The state governments also face grim reality. As per their 2020-21 budget, on an average, nearly 70% of the states' revenue is estimated to come from taxes (45% from their own taxes and 25% from their share of centre's taxes). Lower collections in the Centre's taxes can impact the states' share. The GST compensation that comes from collections of a cess levied on certain goods, may be affected. With the sale of many goods likely to be affected this year, the cess collections may see a shortfall. The lockdown has severely impacted the consumption and sale of alcohol and petroleum products. This will affect the states' sales tax/ VAT and state excise.
'Correct exit plan'
What about the effectiveness of the exit from lockdown in specified zones and sectors? The Confederation of Indian Industry (CII) conducted a national survey last week and isn't very happy about it.
The findings on difficulties faced are glaring and need prompt attention. "The CII survey indicates that permits for enterprises, passes for workers and supply chain movement are the key hurdles for industries in exit from lockdown. CII has suggested that in non-containment zones, businesses should be allowed to function without requirement of permits and only through intimation to local authorities. Moreover, workers can be permitted to commute on the basis of a letter issued by the employer organisation, and travel by their own vehicles," said Chandrajit Banerjee, Director General, CII, in a statement.
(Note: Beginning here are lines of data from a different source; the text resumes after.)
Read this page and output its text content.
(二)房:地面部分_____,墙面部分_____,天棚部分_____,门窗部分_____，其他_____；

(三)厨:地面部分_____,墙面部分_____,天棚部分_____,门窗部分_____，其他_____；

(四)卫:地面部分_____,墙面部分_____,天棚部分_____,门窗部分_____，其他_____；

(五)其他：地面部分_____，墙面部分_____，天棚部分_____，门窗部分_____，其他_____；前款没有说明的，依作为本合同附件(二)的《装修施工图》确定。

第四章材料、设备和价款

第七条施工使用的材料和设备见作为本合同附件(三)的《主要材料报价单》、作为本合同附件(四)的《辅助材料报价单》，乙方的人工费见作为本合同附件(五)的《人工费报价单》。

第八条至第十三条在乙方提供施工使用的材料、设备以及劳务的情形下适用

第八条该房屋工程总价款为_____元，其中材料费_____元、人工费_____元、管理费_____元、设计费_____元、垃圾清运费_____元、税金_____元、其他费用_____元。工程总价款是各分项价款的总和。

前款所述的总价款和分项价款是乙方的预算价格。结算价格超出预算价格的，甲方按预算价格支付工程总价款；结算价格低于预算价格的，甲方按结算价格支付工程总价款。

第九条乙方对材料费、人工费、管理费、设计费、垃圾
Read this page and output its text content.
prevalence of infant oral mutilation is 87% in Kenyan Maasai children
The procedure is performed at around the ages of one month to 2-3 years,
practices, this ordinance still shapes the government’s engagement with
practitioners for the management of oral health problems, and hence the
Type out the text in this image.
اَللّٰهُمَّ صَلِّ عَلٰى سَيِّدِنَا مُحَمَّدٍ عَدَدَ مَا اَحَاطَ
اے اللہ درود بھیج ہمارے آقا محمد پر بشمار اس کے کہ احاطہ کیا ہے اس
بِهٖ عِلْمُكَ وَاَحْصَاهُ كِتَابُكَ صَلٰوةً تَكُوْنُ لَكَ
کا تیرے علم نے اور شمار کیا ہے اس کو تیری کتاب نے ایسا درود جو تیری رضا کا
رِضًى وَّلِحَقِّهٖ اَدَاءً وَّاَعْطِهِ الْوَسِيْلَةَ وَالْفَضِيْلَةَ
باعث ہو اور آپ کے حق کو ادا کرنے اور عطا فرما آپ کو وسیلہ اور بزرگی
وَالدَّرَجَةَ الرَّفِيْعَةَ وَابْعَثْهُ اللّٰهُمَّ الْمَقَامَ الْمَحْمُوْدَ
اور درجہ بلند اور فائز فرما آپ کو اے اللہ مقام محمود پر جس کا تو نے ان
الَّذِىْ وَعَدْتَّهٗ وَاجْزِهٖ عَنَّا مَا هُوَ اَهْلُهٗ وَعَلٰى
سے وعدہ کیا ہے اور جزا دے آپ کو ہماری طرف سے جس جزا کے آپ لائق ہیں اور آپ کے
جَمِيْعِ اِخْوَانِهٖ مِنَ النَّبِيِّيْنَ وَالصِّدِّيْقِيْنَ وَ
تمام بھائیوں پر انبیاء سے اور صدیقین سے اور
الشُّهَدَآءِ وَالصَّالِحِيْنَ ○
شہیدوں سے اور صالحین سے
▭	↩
The survey says a majority of respondents stated that guidelines issued by the Ministry of Home Affairs on April 15 and 16 on operational zones in rural and urban areas are clearly communicated by state governments. At least 57% agreed that they had clarity while 28% noted that partial information was available. Only 15% stated that incomplete or no communication was made available.
According to the survey, majority of firms are operating at less than 25% of full capacity, with just 10% having plant utilisation of over 50%. Only 1% of enterprises cited lack of capacity to implement health and safety protocols as impacting their restart and 16% said that their businesses are in the red zone, while 20% were located in municipal areas and could not operate. Clearly, the Centre and states have more at hand than only fighting the pandemic.